In linguistics, transformational syntax is a derivational approach to syntax that developed from the extended standard theory of generative grammar originally proposed by Noam Chomsky in his books Syntactic Structures and Aspects of the Theory of Syntax. It emerged from a need to improve on approaches to grammar in structural linguistics.

Particularly in early incarnations, transformational syntax adopted the view that phrase structure grammar must be enriched by a transformational grammar, with syntactic rules or syntactic operations that alter the base structures created by phrase structure rules. In more recent theories, including Government and Binding Theory but especially in Minimalism, the strong distinction between phrase structure and transformational components has largely been abandoned, with operations that build structure (phrase structure rules) and those that change structure (transformational rules) either interleaved, or unified under a single operation (as in the Minimalist operation Merge).

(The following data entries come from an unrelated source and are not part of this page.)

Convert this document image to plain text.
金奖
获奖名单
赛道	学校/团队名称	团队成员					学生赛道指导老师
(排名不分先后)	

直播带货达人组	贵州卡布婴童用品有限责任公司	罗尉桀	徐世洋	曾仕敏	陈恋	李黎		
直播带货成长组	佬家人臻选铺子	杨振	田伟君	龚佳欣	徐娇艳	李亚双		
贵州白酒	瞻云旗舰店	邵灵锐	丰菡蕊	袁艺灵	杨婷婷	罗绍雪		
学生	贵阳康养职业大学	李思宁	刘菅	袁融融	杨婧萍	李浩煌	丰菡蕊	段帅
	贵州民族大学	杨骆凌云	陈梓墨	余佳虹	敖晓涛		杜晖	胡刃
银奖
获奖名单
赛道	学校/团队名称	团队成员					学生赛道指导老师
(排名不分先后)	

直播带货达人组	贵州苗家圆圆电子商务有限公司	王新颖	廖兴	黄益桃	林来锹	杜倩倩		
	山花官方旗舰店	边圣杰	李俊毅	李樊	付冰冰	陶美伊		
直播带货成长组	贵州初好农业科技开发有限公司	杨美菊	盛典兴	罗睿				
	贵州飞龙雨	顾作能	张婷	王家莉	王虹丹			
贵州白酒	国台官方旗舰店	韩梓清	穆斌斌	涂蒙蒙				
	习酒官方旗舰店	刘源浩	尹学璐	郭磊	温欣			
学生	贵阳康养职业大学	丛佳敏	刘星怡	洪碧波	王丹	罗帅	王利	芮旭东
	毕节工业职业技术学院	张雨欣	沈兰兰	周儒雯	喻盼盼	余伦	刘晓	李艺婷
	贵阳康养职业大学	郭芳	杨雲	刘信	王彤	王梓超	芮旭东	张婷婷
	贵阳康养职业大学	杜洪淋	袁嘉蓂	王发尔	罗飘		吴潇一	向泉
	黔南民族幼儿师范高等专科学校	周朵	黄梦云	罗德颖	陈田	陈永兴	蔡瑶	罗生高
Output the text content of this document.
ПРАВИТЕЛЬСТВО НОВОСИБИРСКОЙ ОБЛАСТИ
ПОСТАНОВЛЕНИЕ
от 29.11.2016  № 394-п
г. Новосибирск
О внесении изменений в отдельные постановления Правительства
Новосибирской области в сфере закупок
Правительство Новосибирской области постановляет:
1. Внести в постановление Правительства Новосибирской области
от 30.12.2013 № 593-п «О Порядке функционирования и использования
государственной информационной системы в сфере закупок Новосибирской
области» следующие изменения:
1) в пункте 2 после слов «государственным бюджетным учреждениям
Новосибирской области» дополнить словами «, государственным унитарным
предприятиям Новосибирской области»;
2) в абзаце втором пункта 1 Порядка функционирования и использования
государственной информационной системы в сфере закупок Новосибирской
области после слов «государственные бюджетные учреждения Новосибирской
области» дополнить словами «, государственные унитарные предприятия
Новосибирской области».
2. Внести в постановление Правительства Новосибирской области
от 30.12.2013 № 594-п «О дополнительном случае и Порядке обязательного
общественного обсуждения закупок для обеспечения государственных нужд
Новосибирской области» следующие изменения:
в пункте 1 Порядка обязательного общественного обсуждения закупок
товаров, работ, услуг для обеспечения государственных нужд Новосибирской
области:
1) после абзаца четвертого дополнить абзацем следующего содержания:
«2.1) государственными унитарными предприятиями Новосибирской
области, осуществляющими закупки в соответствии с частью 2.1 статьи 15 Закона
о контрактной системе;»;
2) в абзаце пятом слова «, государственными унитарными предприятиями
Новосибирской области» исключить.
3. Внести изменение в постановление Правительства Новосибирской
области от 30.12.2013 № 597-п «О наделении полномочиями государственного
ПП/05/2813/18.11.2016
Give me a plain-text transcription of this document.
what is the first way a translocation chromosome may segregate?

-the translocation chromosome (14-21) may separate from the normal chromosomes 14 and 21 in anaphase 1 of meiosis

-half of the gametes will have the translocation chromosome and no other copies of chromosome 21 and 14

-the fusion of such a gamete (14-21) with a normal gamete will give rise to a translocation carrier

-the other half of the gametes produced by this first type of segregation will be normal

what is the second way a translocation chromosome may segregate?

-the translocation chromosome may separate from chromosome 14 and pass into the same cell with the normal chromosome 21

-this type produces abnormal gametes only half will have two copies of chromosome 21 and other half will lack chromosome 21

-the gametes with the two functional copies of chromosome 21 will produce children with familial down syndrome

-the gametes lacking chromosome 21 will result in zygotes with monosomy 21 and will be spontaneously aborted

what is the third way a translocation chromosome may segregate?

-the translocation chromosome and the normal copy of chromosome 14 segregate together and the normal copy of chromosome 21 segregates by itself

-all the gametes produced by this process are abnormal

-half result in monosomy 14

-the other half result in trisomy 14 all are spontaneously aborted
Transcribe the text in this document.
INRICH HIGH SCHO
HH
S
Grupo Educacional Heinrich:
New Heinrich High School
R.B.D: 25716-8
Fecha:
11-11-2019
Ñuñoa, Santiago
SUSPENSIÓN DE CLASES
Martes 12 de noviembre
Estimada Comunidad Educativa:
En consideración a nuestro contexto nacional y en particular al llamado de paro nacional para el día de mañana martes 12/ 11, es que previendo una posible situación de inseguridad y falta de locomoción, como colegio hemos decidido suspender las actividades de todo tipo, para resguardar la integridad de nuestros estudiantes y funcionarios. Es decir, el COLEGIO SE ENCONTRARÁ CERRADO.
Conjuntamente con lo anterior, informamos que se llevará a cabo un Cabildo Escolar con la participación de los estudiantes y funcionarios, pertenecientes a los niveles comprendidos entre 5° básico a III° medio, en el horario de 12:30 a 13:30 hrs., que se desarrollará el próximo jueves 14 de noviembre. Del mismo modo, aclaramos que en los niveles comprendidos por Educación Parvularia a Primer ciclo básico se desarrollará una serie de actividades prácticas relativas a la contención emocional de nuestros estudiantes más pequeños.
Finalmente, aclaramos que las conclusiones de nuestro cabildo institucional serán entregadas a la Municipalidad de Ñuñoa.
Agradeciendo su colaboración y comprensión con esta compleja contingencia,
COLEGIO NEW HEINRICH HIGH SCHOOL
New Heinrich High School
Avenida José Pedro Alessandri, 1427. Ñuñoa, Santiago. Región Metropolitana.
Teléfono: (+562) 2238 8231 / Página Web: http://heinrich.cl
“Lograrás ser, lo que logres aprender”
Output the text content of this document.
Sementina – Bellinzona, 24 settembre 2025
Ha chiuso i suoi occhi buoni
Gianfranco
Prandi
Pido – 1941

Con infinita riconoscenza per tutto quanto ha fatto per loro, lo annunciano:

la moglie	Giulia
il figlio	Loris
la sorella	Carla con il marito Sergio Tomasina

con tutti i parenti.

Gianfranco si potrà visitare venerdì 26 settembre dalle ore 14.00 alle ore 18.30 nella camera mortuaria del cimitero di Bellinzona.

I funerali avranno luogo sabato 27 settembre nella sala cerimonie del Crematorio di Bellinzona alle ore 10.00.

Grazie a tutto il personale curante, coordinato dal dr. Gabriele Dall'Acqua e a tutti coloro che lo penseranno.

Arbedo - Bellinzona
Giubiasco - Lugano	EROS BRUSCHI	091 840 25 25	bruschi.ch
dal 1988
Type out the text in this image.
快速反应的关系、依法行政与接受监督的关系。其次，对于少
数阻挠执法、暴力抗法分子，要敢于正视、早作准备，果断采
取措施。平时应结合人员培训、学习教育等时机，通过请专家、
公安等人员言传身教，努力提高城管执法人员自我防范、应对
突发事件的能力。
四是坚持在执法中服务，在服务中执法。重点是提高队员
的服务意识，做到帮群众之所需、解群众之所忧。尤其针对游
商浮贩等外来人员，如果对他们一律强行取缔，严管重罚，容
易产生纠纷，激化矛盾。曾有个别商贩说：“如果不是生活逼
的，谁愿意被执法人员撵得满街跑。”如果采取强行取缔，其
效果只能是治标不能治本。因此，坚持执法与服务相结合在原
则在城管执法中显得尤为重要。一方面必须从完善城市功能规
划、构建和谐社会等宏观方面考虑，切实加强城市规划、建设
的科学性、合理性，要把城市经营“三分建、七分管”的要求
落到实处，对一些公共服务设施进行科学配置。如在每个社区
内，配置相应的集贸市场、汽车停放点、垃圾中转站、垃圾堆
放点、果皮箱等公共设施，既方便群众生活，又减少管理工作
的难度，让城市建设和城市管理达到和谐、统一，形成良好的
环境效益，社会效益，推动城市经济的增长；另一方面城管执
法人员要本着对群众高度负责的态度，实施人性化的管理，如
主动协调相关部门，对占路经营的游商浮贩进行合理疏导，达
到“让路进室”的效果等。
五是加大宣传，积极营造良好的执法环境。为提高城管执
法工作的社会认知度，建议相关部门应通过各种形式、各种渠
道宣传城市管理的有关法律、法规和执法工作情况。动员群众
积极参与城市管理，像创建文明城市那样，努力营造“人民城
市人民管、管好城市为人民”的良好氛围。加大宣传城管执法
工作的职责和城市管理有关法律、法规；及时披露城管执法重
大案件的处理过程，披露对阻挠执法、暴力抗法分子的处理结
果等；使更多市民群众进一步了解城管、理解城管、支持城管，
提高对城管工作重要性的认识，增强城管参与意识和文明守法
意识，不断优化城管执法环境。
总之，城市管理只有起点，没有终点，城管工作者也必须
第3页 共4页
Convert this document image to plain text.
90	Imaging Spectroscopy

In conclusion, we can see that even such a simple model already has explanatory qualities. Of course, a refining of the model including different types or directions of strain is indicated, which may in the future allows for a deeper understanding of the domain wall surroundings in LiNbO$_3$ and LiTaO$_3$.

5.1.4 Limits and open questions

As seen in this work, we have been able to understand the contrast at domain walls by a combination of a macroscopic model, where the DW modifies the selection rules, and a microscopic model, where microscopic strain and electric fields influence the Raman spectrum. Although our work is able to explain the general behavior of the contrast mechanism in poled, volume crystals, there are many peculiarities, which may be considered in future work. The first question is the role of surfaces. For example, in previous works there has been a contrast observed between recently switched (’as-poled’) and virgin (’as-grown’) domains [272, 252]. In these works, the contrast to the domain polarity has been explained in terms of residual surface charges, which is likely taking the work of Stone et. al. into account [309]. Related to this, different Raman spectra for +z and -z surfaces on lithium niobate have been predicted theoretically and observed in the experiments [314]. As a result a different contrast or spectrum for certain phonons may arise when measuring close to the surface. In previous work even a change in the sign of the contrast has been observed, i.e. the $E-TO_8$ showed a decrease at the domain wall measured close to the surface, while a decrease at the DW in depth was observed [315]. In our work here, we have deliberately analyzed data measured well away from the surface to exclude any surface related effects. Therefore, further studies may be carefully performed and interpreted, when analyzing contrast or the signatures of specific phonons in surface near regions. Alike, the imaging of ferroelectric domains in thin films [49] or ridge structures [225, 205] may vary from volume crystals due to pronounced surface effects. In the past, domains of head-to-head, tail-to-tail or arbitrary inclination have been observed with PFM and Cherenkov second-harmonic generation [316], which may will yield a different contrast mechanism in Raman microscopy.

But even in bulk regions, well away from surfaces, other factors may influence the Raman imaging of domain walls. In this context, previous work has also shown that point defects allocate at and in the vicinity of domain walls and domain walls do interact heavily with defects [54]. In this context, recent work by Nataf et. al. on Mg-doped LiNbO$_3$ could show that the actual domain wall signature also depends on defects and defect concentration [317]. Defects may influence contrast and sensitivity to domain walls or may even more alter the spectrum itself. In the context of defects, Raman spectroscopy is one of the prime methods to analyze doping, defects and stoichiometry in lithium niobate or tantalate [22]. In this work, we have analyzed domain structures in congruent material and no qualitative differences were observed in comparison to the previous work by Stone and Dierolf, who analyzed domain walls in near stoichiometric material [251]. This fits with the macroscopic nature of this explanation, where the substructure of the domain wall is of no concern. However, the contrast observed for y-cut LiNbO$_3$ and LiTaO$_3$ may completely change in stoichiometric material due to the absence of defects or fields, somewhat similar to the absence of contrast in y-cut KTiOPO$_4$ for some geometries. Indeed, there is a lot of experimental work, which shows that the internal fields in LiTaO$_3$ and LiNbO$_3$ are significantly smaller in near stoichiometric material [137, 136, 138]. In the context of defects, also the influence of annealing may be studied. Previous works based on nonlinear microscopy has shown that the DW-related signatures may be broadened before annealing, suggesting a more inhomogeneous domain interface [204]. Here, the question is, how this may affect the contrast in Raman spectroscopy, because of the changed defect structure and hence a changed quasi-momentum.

According to the Chomskyan tradition, language acquisition is easy for children because they are born with a universal grammar in their minds. The tradition also distinguishes between linguistic competence, what a person knows of a language, and linguistic performance, how a person uses it. Finally, grammars and metagrammars are ranked by three levels of adequacy: observational, descriptive, and explanatory. A core aspect of the original Standard Theory is a distinction between two different representations of a sentence, called deep structure and surface structure. The two representations are linked to each other by a set of transformation rules, the totality of these rules is what constitute grammar, and what a grammatical description of a language should present. Under this theory, a speaker must have access to both structures to interpret an expression.